A esas alturas, Foley no tenía la más mínima intención de largarse con el dinero de Cundo. Con su fortuna. Se llevaba bien con su amigo. Y la Dawn del espejo dijo: «¿Cuánto tiempo más piensas seguir dedicándole a ese Cat Prince? ¿Has estado esperando ocho años para esto?».

Era hora de tomar sus propias decisiones.

La del espejo parecía muy confiada. «¿Por qué no?», preguntó.

Exacto. En realidad no eran ellos los que tenían el dinero.

El Pequeño Jimmy guardaba las llaves de las cámaras de seguridad: era él quien gestionaba las cuentas de Cundo; él era el propietario de sus casas. Lo que no tenía era pelotas para tirarse el rollo en plan tío. Y la quería. Siempre se moría por llevársela a la cama y enseñarle algún truco. O al sofá, o encima de la tele… A Dawn le recordaba una película porno: la chica estaba a punto de encender un cigarrillo, pero se detenía y le preguntaba al repartidor: «¿Te molesta si fumo mientras comes?».

Dawn volvió a coger el lápiz de ojos, y el rostro vuelto hacia arriba en el espejo dijo: «Espera. ¿Por qué no te pones a tono? Usa el kohl».

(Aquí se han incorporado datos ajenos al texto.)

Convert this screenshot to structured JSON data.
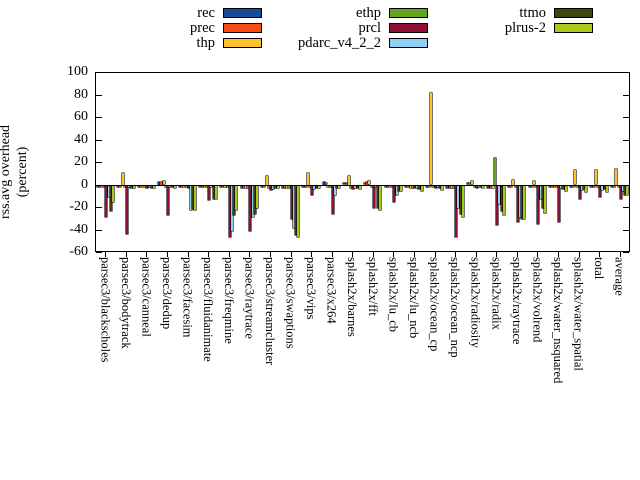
{
  "ylabel": {
    "line1": "rss.avg overhead",
    "line2": "(percent)"
  },
  "chart_data": {
    "type": "bar",
    "title": "",
    "xlabel": "",
    "ylabel": "rss.avg overhead (percent)",
    "ylim": [
      -60,
      100
    ],
    "yticks": [
      100,
      80,
      60,
      40,
      20,
      0,
      -20,
      -40,
      -60
    ],
    "grid": false,
    "legend_position": "top",
    "categories": [
      "parsec3/blackscholes",
      "parsec3/bodytrack",
      "parsec3/canneal",
      "parsec3/dedup",
      "parsec3/facesim",
      "parsec3/fluidanimate",
      "parsec3/freqmine",
      "parsec3/raytrace",
      "parsec3/streamcluster",
      "parsec3/swaptions",
      "parsec3/vips",
      "parsec3/x264",
      "splash2x/barnes",
      "splash2x/fft",
      "splash2x/lu_cb",
      "splash2x/lu_ncb",
      "splash2x/ocean_cp",
      "splash2x/ocean_ncp",
      "splash2x/radiosity",
      "splash2x/radix",
      "splash2x/raytrace",
      "splash2x/volrend",
      "splash2x/water_nsquared",
      "splash2x/water_spatial",
      "total",
      "average"
    ],
    "series": [
      {
        "name": "rec",
        "color": "#1b4a97",
        "values": [
          -1,
          -1,
          -1,
          2,
          -1,
          -1,
          -1,
          -2,
          -1,
          -2,
          -1,
          2,
          1,
          1,
          -1,
          -1,
          -1,
          -2,
          1,
          -2,
          -1,
          -1,
          -1,
          -1,
          -1,
          -1
        ]
      },
      {
        "name": "prec",
        "color": "#fb4a12",
        "values": [
          -1,
          -1,
          -1,
          2,
          -1,
          -1,
          -1,
          -2,
          -1,
          -2,
          -1,
          1,
          1,
          2,
          -1,
          -1,
          -1,
          -2,
          1,
          -2,
          -1,
          -1,
          -1,
          -1,
          -1,
          -1
        ]
      },
      {
        "name": "thp",
        "color": "#fdc32e",
        "values": [
          -1,
          10,
          -1,
          3,
          -1,
          -1,
          -1,
          -2,
          8,
          -2,
          10,
          -1,
          8,
          3,
          -1,
          -2,
          81,
          -2,
          3,
          -2,
          4,
          3,
          -1,
          13,
          13,
          14
        ]
      },
      {
        "name": "ethp",
        "color": "#65a61f",
        "values": [
          -1,
          -1,
          -1,
          -1,
          -1,
          -1,
          -1,
          -2,
          -2,
          -2,
          -1,
          -1,
          -2,
          -1,
          -1,
          -2,
          -1,
          -2,
          -1,
          24,
          -1,
          -1,
          -1,
          -1,
          -1,
          -1
        ]
      },
      {
        "name": "prcl",
        "color": "#8f0f34",
        "values": [
          -28,
          -43,
          -2,
          -26,
          -2,
          -13,
          -46,
          -40,
          -4,
          -30,
          -8,
          -25,
          -3,
          -20,
          -15,
          -2,
          -2,
          -46,
          -2,
          -35,
          -32,
          -34,
          -32,
          -12,
          -10,
          -12
        ]
      },
      {
        "name": "pdarc_v4_2_2",
        "color": "#8fd0f5",
        "values": [
          -10,
          -1,
          -1,
          -1,
          -22,
          -1,
          -40,
          -28,
          -3,
          -38,
          -3,
          -8,
          -2,
          -1,
          -8,
          -2,
          -1,
          -20,
          -1,
          -16,
          -28,
          -12,
          -2,
          -4,
          -4,
          -5
        ]
      },
      {
        "name": "ttmo",
        "color": "#41440d",
        "values": [
          -23,
          -2,
          -2,
          -1,
          -21,
          -12,
          -26,
          -25,
          -2,
          -44,
          -2,
          -2,
          -2,
          -20,
          -5,
          -3,
          -2,
          -25,
          -1,
          -23,
          -30,
          -20,
          -3,
          -3,
          -3,
          -8
        ]
      },
      {
        "name": "plrus-2",
        "color": "#abc91c",
        "values": [
          -15,
          -2,
          -2,
          -2,
          -22,
          -12,
          -22,
          -20,
          -2,
          -46,
          -2,
          -2,
          -3,
          -22,
          -5,
          -5,
          -4,
          -28,
          -2,
          -26,
          -30,
          -24,
          -5,
          -6,
          -6,
          -8
        ]
      }
    ]
  },
  "layout_hints": {
    "legend_columns": 3
  }
}
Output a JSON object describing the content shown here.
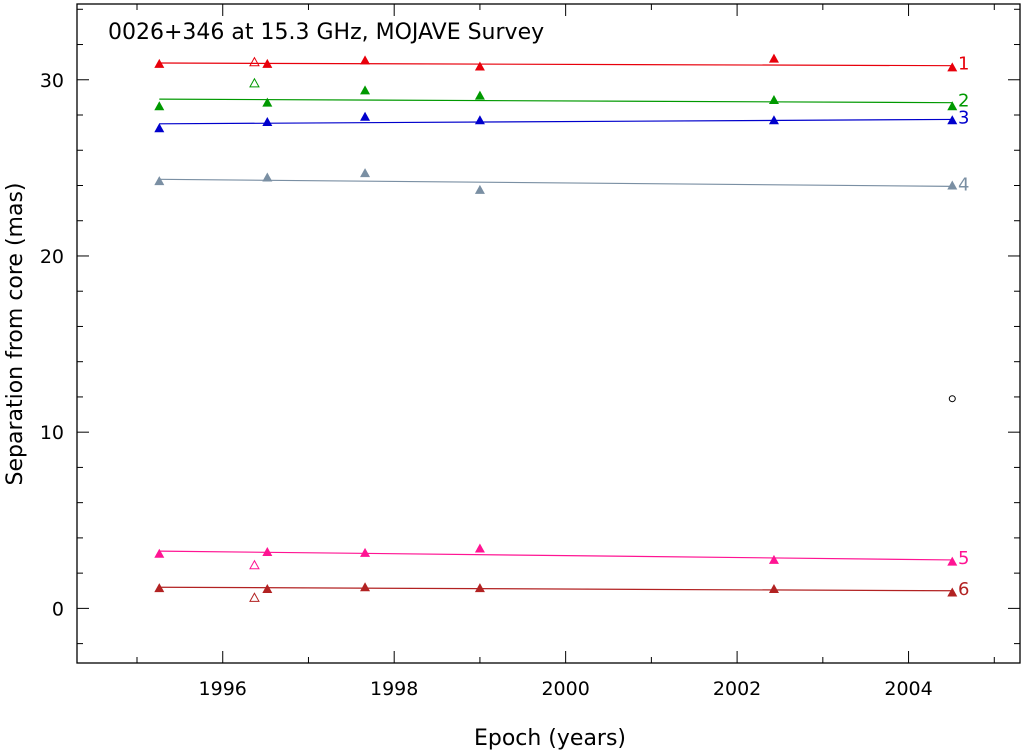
{
  "chart_data": {
    "type": "scatter",
    "title": "0026+346 at 15.3 GHz, MOJAVE Survey",
    "xlabel": "Epoch (years)",
    "ylabel": "Separation from core (mas)",
    "xlim": [
      1994.3,
      2005.3
    ],
    "ylim": [
      -3.1,
      34.3
    ],
    "x_ticks": [
      1996,
      1998,
      2000,
      2002,
      2004
    ],
    "y_ticks": [
      0,
      10,
      20,
      30
    ],
    "grid": false,
    "legend": "none",
    "series": [
      {
        "name": "1",
        "color": "#e8000b",
        "points": [
          [
            1995.26,
            30.9
          ],
          [
            1996.52,
            30.9
          ],
          [
            1997.66,
            31.1
          ],
          [
            1999.0,
            30.75
          ],
          [
            2002.43,
            31.2
          ],
          [
            2004.51,
            30.7
          ]
        ],
        "open_points": [
          [
            1996.37,
            31.0
          ]
        ],
        "fit": [
          [
            1995.26,
            30.95
          ],
          [
            2004.51,
            30.8
          ]
        ]
      },
      {
        "name": "2",
        "color": "#009900",
        "points": [
          [
            1995.26,
            28.5
          ],
          [
            1996.52,
            28.7
          ],
          [
            1997.66,
            29.4
          ],
          [
            1999.0,
            29.1
          ],
          [
            2002.43,
            28.85
          ],
          [
            2004.51,
            28.5
          ]
        ],
        "open_points": [
          [
            1996.37,
            29.8
          ]
        ],
        "fit": [
          [
            1995.26,
            28.9
          ],
          [
            2004.51,
            28.7
          ]
        ]
      },
      {
        "name": "3",
        "color": "#0000cc",
        "points": [
          [
            1995.26,
            27.25
          ],
          [
            1996.52,
            27.6
          ],
          [
            1997.66,
            27.9
          ],
          [
            1999.0,
            27.7
          ],
          [
            2002.43,
            27.7
          ],
          [
            2004.51,
            27.7
          ]
        ],
        "open_points": [],
        "fit": [
          [
            1995.26,
            27.5
          ],
          [
            2004.51,
            27.75
          ]
        ]
      },
      {
        "name": "4",
        "color": "#7a8fa3",
        "points": [
          [
            1995.26,
            24.25
          ],
          [
            1996.52,
            24.45
          ],
          [
            1997.66,
            24.7
          ],
          [
            1999.0,
            23.75
          ],
          [
            2004.51,
            24.0
          ]
        ],
        "open_points": [],
        "fit": [
          [
            1995.26,
            24.35
          ],
          [
            2004.51,
            23.95
          ]
        ]
      },
      {
        "name": "5",
        "color": "#ff1493",
        "points": [
          [
            1995.26,
            3.1
          ],
          [
            1996.52,
            3.2
          ],
          [
            1997.66,
            3.15
          ],
          [
            1999.0,
            3.4
          ],
          [
            2002.43,
            2.75
          ],
          [
            2004.51,
            2.65
          ]
        ],
        "open_points": [
          [
            1996.37,
            2.45
          ]
        ],
        "fit": [
          [
            1995.26,
            3.25
          ],
          [
            2004.51,
            2.75
          ]
        ]
      },
      {
        "name": "6",
        "color": "#b22222",
        "points": [
          [
            1995.26,
            1.15
          ],
          [
            1996.52,
            1.1
          ],
          [
            1997.66,
            1.2
          ],
          [
            1999.0,
            1.15
          ],
          [
            2002.43,
            1.1
          ],
          [
            2004.51,
            0.9
          ]
        ],
        "open_points": [
          [
            1996.37,
            0.6
          ]
        ],
        "fit": [
          [
            1995.26,
            1.2
          ],
          [
            2004.51,
            1.0
          ]
        ]
      }
    ],
    "extra_points": [
      {
        "x": 2004.51,
        "y": 11.9,
        "marker": "circle",
        "color": "#000000"
      }
    ]
  }
}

El polvo negro. Se lo aplicó sobre la raya que ya había trazado, para darle un toque más exótico; se perfiló el párpado inferior, repitió la operación y volvió a verse con ojos egipcios por primera vez desde que posó para las fotos de Cundo como una faraona rubia con mirada de Hatshepsut.

Fue Marlene Locklear, una espiritista muy renombrada, la que condujo a Dawn en estado de hipnosis hasta una extraordinaria existencia anterior, tres mil quinientos años atrás, en la que había sido Hatshepsut, hija de un faraón y más tarde reina de Egipto: uno de esos personajes a. C. que adoptó atributos viriles, como el khat en la cabeza, la falda shendyt y la falsa barba de rey. Consiguió imponerse al poder masculino y sofocar las revueltas en el Alto y el Bajo Nilo, pero terminó olvidada y sola hasta su muerte en 1458 a. C.